Blickt man auf die Rückseite, fallen allerdings deutlichere Veränderungen auf, die vermutlich auf den Firmenzusammenschluss mit Onkyo zurückzuführen sind. So bietet der Pio-neer nur 2 statt 3 HDMI-Ausgänge, auch der FBAS-Output sowie der analoge 7.1-Cinch-Eingang fehlen. Zudem wurde der asynchrone USB-DAC des SC-LX89 gestrichen, woran Freunde der High-End-Musikwiedergabe Anstoß nehmen könnten. Ferner fiel der Toslink-Ausgang dem Rotstift zum Opfer, weshalb man den SC-LX901 nicht mehr als AD-Wandler nutzen kann. Dafür gibt es nun 3 satt vormals 2 Toslink-Eingänge. Ferner sind 2 koaxiale Digitalbuchsen an Bord.
Ausstattung & Praxis
Wie schon erwähnt kann man ein 7.2.4-Boxen-setup ohne externe Verstärker verwirklichen; Front-Wide-Kanäle sind entgegen dem SC-LX89 aber nicht mehr möglich. Weiterhin hält der Pioneer 11.2-Vorverstärkerausgänge bereit, zudem sind Pre-outs für Zone 2 und 3 vorhanden. Wer nicht alle Endstufen für 3D-Sound nutzt, kann diese auch für die Beschallung von ein bis zwei Nebenräumen verwenden. Alternativ ist Bi-Amping möglich.
Bei der Boxenkonfiguration für 3D-Sound gibt es keine Einschränkungen, egal ob man 2 oder 4 Höhenboxen verwendet. Ob Height-, Top-, Top-Middle- oder Dolby-Enabled-Speaker, praktisch an jeder Position lassen sich Deckenboxen positionieren (siehe Kasten „Die Lautsprecher-Setups“). Noch wichtiger: Dolby Atmos und DTS:X funktionieren mit demselben Boxen-Setup. Für optimalen 3D-Sound empfehlen sich übrigens Height-Lautsprecher, denn bei Konfiguration von Top- und Aufsatzboxen übersprechen Toninformationen der Höhenboxen bisweilen auf die Front- bzw. Rear-Speaker. Die beiden Decoder verstehen nur ihre jeweils nativen Formate, weshalb sich Dolby-Signale nicht mit dem Neural:X-Upmixer wiedergeben lassen – und umgekehrt. Dafür sind die 9 Raumklangprogramme mit Neural:X und Dolby-Surround kombiniert. Auf eine THX-Lizenzierung verzichtet Pioneer, geblieben ist die Klangabstimmung in Zusammenarbeit mit den Toningenieuren der Londoner „Air Studios“ (siehe Kasten „True to the Studio Master“).

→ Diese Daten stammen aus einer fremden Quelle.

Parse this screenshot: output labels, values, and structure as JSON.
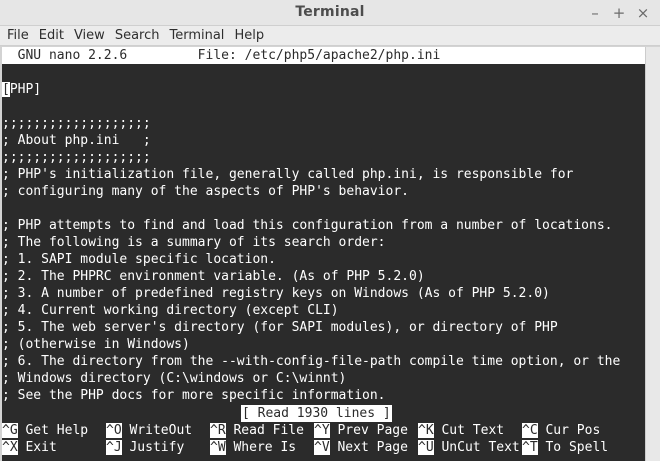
{
  "window": {
    "title": "Terminal"
  },
  "menubar": [
    "File",
    "Edit",
    "View",
    "Search",
    "Terminal",
    "Help"
  ],
  "nano": {
    "header": "  GNU nano 2.2.6         File: /etc/php5/apache2/php.ini",
    "cursor_char": "[",
    "first_line_rest": "PHP]",
    "lines": [
      "",
      ";;;;;;;;;;;;;;;;;;;",
      "; About php.ini   ;",
      ";;;;;;;;;;;;;;;;;;;",
      "; PHP's initialization file, generally called php.ini, is responsible for",
      "; configuring many of the aspects of PHP's behavior.",
      "",
      "; PHP attempts to find and load this configuration from a number of locations.",
      "; The following is a summary of its search order:",
      "; 1. SAPI module specific location.",
      "; 2. The PHPRC environment variable. (As of PHP 5.2.0)",
      "; 3. A number of predefined registry keys on Windows (As of PHP 5.2.0)",
      "; 4. Current working directory (except CLI)",
      "; 5. The web server's directory (for SAPI modules), or directory of PHP",
      "; (otherwise in Windows)",
      "; 6. The directory from the --with-config-file-path compile time option, or the",
      "; Windows directory (C:\\windows or C:\\winnt)",
      "; See the PHP docs for more specific information."
    ],
    "status": "[ Read 1930 lines ]",
    "shortcuts_row1": [
      {
        "key": "^G",
        "label": " Get Help"
      },
      {
        "key": "^O",
        "label": " WriteOut"
      },
      {
        "key": "^R",
        "label": " Read File"
      },
      {
        "key": "^Y",
        "label": " Prev Page"
      },
      {
        "key": "^K",
        "label": " Cut Text"
      },
      {
        "key": "^C",
        "label": " Cur Pos"
      }
    ],
    "shortcuts_row2": [
      {
        "key": "^X",
        "label": " Exit"
      },
      {
        "key": "^J",
        "label": " Justify"
      },
      {
        "key": "^W",
        "label": " Where Is"
      },
      {
        "key": "^V",
        "label": " Next Page"
      },
      {
        "key": "^U",
        "label": " UnCut Text"
      },
      {
        "key": "^T",
        "label": " To Spell"
      }
    ]
  }
}
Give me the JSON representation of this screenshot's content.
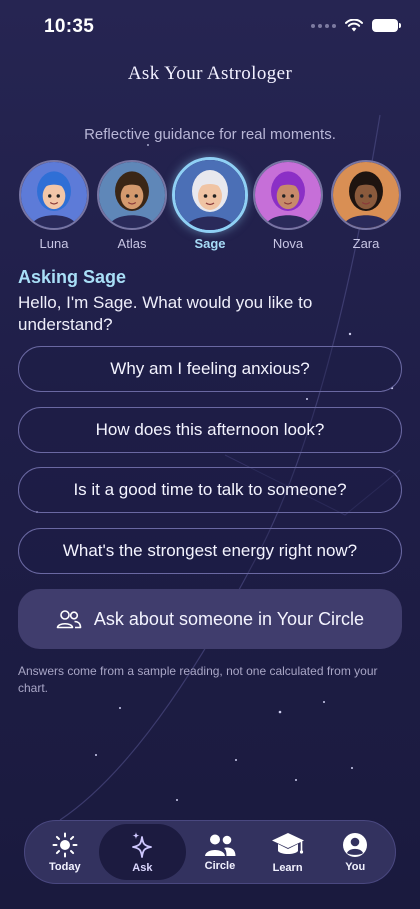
{
  "status_bar": {
    "time": "10:35"
  },
  "header": {
    "title": "Ask Your Astrologer",
    "subtitle": "Reflective guidance for real moments."
  },
  "astrologers": [
    {
      "name": "Luna",
      "selected": false,
      "hair": "#2f6fd6",
      "skin": "#f2c6a8",
      "bg": "#5d7bd8"
    },
    {
      "name": "Atlas",
      "selected": false,
      "hair": "#3a2616",
      "skin": "#d49a6e",
      "bg": "#5f87b8"
    },
    {
      "name": "Sage",
      "selected": true,
      "hair": "#e8e8ee",
      "skin": "#f0c4a4",
      "bg": "#4b6fb6"
    },
    {
      "name": "Nova",
      "selected": false,
      "hair": "#8b2fc6",
      "skin": "#c78a6a",
      "bg": "#c66fd8"
    },
    {
      "name": "Zara",
      "selected": false,
      "hair": "#1e1410",
      "skin": "#8a5a3c",
      "bg": "#d98f54"
    }
  ],
  "asking": {
    "label": "Asking Sage",
    "greeting": "Hello, I'm Sage. What would you like to understand?"
  },
  "questions": [
    "Why am I feeling anxious?",
    "How does this afternoon look?",
    "Is it a good time to talk to someone?",
    "What's the strongest energy right now?"
  ],
  "circle_button": {
    "label": "Ask about someone in Your Circle",
    "icon": "people-icon"
  },
  "disclaimer": "Answers come from a sample reading, not one calculated from your chart.",
  "tabs": [
    {
      "label": "Today",
      "icon": "sun-icon",
      "active": false
    },
    {
      "label": "Ask",
      "icon": "sparkles-icon",
      "active": true
    },
    {
      "label": "Circle",
      "icon": "people-icon",
      "active": false
    },
    {
      "label": "Learn",
      "icon": "graduation-cap-icon",
      "active": false
    },
    {
      "label": "You",
      "icon": "profile-icon",
      "active": false
    }
  ],
  "colors": {
    "background": "#1f1e48",
    "accent": "#a9dff7",
    "button_border": "#6a68a2",
    "circle_button": "#403d6d",
    "tabbar": "#33325f"
  }
}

Das Einmess-System „MCACC Pro“ des Pioneer optimiert den Klang auch anhand stehender Wellen und des Raumnachhalls. Die Schaltungen „Full Band Phase Control“ und „Phase Control+“ korrigieren die Gruppenlaufzeiten aller Lautsprecher und sorgen zudem für zeitoptimierte Bässe. Der „Reflex Optimizer“ soll – analog zu Onkyos „Accu Reflex“-Schaltung – die Phase von Aufsatzboxen für Dolby Atmos den restlichen Boxen angleichen und damit für eine verbesserte Klangharmonie sorgen. Das hervorragende 6-stufige „X-Curve“-Filter zur Absenkung spitzer Höhen bei Filmton wurde durch einen schlichteren „Theaterfilter“ ersetzt. Wer lieber selbst Hand an die Boxenkonfiguration legt, der kann Pegel in 0,5-dB-Schritten und Distanzen in 1-Zentimeter-Stufen justieren; bei Einsatz der „Präzisonsabstand“-Messung auch unter 1 Zentimeter. So haben wir das gern. Als suboptimal empfinden wir dagegen die Justage der Crossover-Frequenzen (50 bis 200 Hertz in 5 Schritten), die sich nur einmal global für alle Boxen definieren lassen, was bei kleinen Decken- oder Aufsatzboxen zu Problemen führen kann. Der Equalizer mit 3 separaten Speicherbänken regelt in 9 Bändern von etwas hohen 63 Hz bis 16 kHz, die beiden Subwoofer können separat und 4-bandig zwischen 31 Hz und 250 Hz manipuliert werden.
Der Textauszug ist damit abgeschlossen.